D’altronde., risulta piuttosto evidente il carattere spiccatamente equivoco dei parametri che nella fattispecie sono stati valorizzati.
Essi, infatti, ben si coniugano con una naturale reazione emotiva, propria di chi – non avvezzo a dinamiche giudiziarie – si trovi in una situazione del tutto inusuale e caratterizzata da concitazione, quale è quella di un controllo – in ora notturna – da parte delle forze dell’ordine.
Il Tribunale, dunque, conformandosi all’indirizzo illustrato dalla Suprema Corte (Sez. IV, 18 gennaio 2013, n. 2762) impone, al dedotto fine di conferire valore sintomatico ai dati cognitivi raccolti de visu et auditu dalle forze dell’ordine, un quid pluris che renda maggiormente effettiva e concreta la ipotizzata situazione di attuale alterazione da assunzione di sostanze stupefacenti.
Tale elemento valutativo ulteriore viene individuato esemplificativamente in alcun paradigmi che possono riassumersi, tra gli altri, in “manovre di guida pericolose o irragionevoli, loquacità eccessiva, linguaggio sconnesso, etc.”.
La conclusione cui si deve addivenire è, dunque, nel senso di potere affermare che
- la dimostrazione di una precedente assunzione di stupefacenti non coincide necessariamente con uno stato di intossicazione attuale, tale da integrare la violazione dell’art. 187 CdS.

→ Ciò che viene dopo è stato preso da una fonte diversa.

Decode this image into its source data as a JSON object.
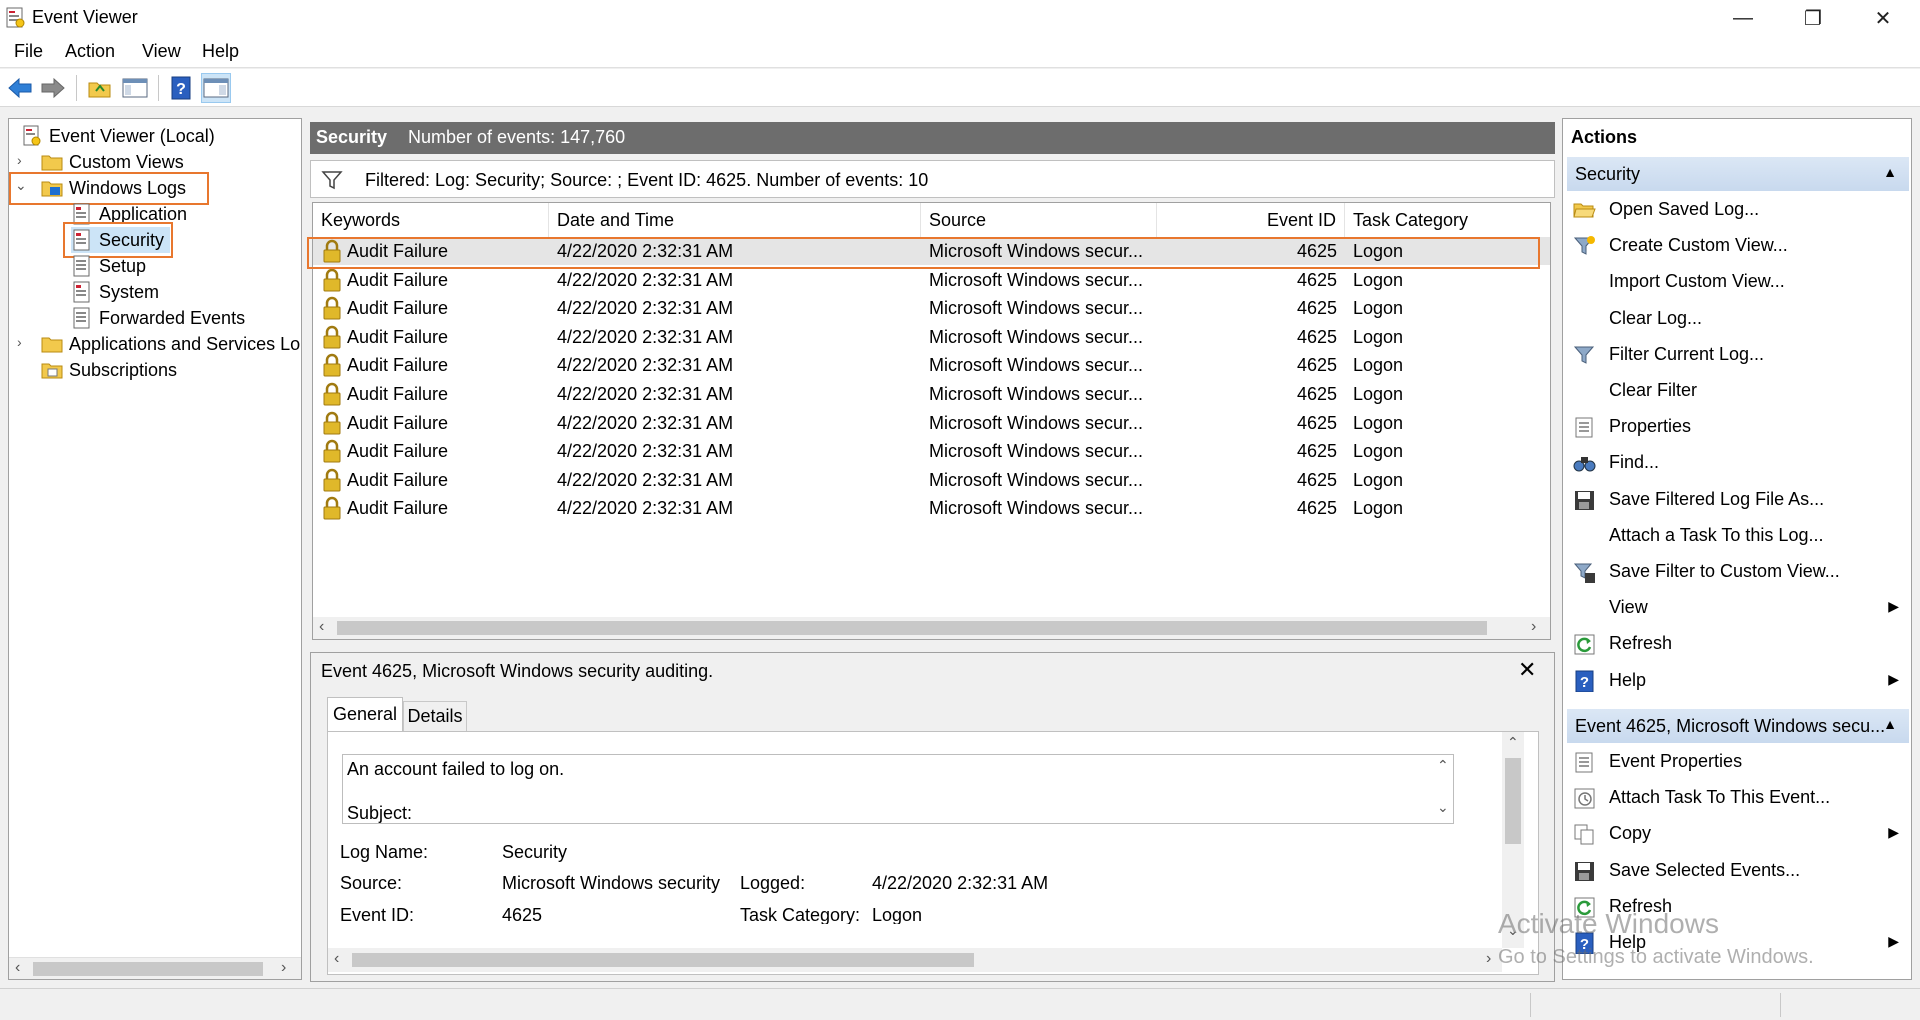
{
  "window": {
    "title": "Event Viewer",
    "controls": {
      "minimize": "—",
      "maximize": "❐",
      "close": "✕"
    }
  },
  "menu": [
    "File",
    "Action",
    "View",
    "Help"
  ],
  "tree": {
    "root": "Event Viewer (Local)",
    "custom_views": "Custom Views",
    "windows_logs": "Windows Logs",
    "application": "Application",
    "security": "Security",
    "setup": "Setup",
    "system": "System",
    "forwarded_events": "Forwarded Events",
    "apps_services": "Applications and Services Lo",
    "subscriptions": "Subscriptions"
  },
  "center": {
    "log_name": "Security",
    "event_count": "Number of events: 147,760",
    "filter_text": "Filtered: Log: Security; Source: ; Event ID: 4625. Number of events: 10",
    "columns": [
      "Keywords",
      "Date and Time",
      "Source",
      "Event ID",
      "Task Category"
    ],
    "rows": [
      {
        "keyword": "Audit Failure",
        "datetime": "4/22/2020 2:32:31 AM",
        "source": "Microsoft Windows secur...",
        "event_id": "4625",
        "category": "Logon"
      },
      {
        "keyword": "Audit Failure",
        "datetime": "4/22/2020 2:32:31 AM",
        "source": "Microsoft Windows secur...",
        "event_id": "4625",
        "category": "Logon"
      },
      {
        "keyword": "Audit Failure",
        "datetime": "4/22/2020 2:32:31 AM",
        "source": "Microsoft Windows secur...",
        "event_id": "4625",
        "category": "Logon"
      },
      {
        "keyword": "Audit Failure",
        "datetime": "4/22/2020 2:32:31 AM",
        "source": "Microsoft Windows secur...",
        "event_id": "4625",
        "category": "Logon"
      },
      {
        "keyword": "Audit Failure",
        "datetime": "4/22/2020 2:32:31 AM",
        "source": "Microsoft Windows secur...",
        "event_id": "4625",
        "category": "Logon"
      },
      {
        "keyword": "Audit Failure",
        "datetime": "4/22/2020 2:32:31 AM",
        "source": "Microsoft Windows secur...",
        "event_id": "4625",
        "category": "Logon"
      },
      {
        "keyword": "Audit Failure",
        "datetime": "4/22/2020 2:32:31 AM",
        "source": "Microsoft Windows secur...",
        "event_id": "4625",
        "category": "Logon"
      },
      {
        "keyword": "Audit Failure",
        "datetime": "4/22/2020 2:32:31 AM",
        "source": "Microsoft Windows secur...",
        "event_id": "4625",
        "category": "Logon"
      },
      {
        "keyword": "Audit Failure",
        "datetime": "4/22/2020 2:32:31 AM",
        "source": "Microsoft Windows secur...",
        "event_id": "4625",
        "category": "Logon"
      },
      {
        "keyword": "Audit Failure",
        "datetime": "4/22/2020 2:32:31 AM",
        "source": "Microsoft Windows secur...",
        "event_id": "4625",
        "category": "Logon"
      }
    ]
  },
  "preview": {
    "title": "Event 4625, Microsoft Windows security auditing.",
    "tabs": [
      "General",
      "Details"
    ],
    "description_line1": "An account failed to log on.",
    "description_line2": "Subject:",
    "log_name_label": "Log Name:",
    "log_name_value": "Security",
    "source_label": "Source:",
    "source_value": "Microsoft Windows security",
    "logged_label": "Logged:",
    "logged_value": "4/22/2020 2:32:31 AM",
    "event_id_label": "Event ID:",
    "event_id_value": "4625",
    "task_category_label": "Task Category:",
    "task_category_value": "Logon"
  },
  "actions": {
    "header": "Actions",
    "section1": "Security",
    "items1": [
      {
        "label": "Open Saved Log...",
        "icon": "folder-open-icon",
        "submenu": false
      },
      {
        "label": "Create Custom View...",
        "icon": "filter-star-icon",
        "submenu": false
      },
      {
        "label": "Import Custom View...",
        "icon": "",
        "submenu": false
      },
      {
        "label": "Clear Log...",
        "icon": "",
        "submenu": false
      },
      {
        "label": "Filter Current Log...",
        "icon": "filter-icon",
        "submenu": false
      },
      {
        "label": "Clear Filter",
        "icon": "",
        "submenu": false
      },
      {
        "label": "Properties",
        "icon": "properties-icon",
        "submenu": false
      },
      {
        "label": "Find...",
        "icon": "binoculars-icon",
        "submenu": false
      },
      {
        "label": "Save Filtered Log File As...",
        "icon": "save-icon",
        "submenu": false
      },
      {
        "label": "Attach a Task To this Log...",
        "icon": "",
        "submenu": false
      },
      {
        "label": "Save Filter to Custom View...",
        "icon": "save-filter-icon",
        "submenu": false
      },
      {
        "label": "View",
        "icon": "",
        "submenu": true
      },
      {
        "label": "Refresh",
        "icon": "refresh-icon",
        "submenu": false
      },
      {
        "label": "Help",
        "icon": "help-icon",
        "submenu": true
      }
    ],
    "section2": "Event 4625, Microsoft Windows secu...",
    "items2": [
      {
        "label": "Event Properties",
        "icon": "properties-icon",
        "submenu": false
      },
      {
        "label": "Attach Task To This Event...",
        "icon": "task-icon",
        "submenu": false
      },
      {
        "label": "Copy",
        "icon": "copy-icon",
        "submenu": true
      },
      {
        "label": "Save Selected Events...",
        "icon": "save-icon",
        "submenu": false
      },
      {
        "label": "Refresh",
        "icon": "refresh-icon",
        "submenu": false
      },
      {
        "label": "Help",
        "icon": "help-icon",
        "submenu": true
      }
    ]
  },
  "watermark": {
    "line1": "Activate Windows",
    "line2": "Go to Settings to activate Windows."
  },
  "colors": {
    "highlight_border": "#e8772e",
    "selected_row": "#e5e5e5",
    "header_dark": "#6d6d6d",
    "section_blue": "#c8d9ee"
  }
}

Si tratta, quindi, di situazioni che possono verificarsi tra loro in modo differente ed indipendente; - la prova della sussistenza di uno stato di intossicazione, che configuri il reato di cui all’art. 187 CdS, può essere desunta in due modi
- attraverso lo specifico esame ematico, che, di per sé, è idoneo a superare qualsiasi dubbio,
- attraverso anche il solo esame dei liquidi biologici, purchè esso venga supportato da inequivoche rappresentazioni testimoniali, che si fondino su riferimenti individualizzanti, le quali risultino idonee a certificare l’attualità e la persistenza di effetti alterativi, propri di un’assunzione di stupefacenti recentissima.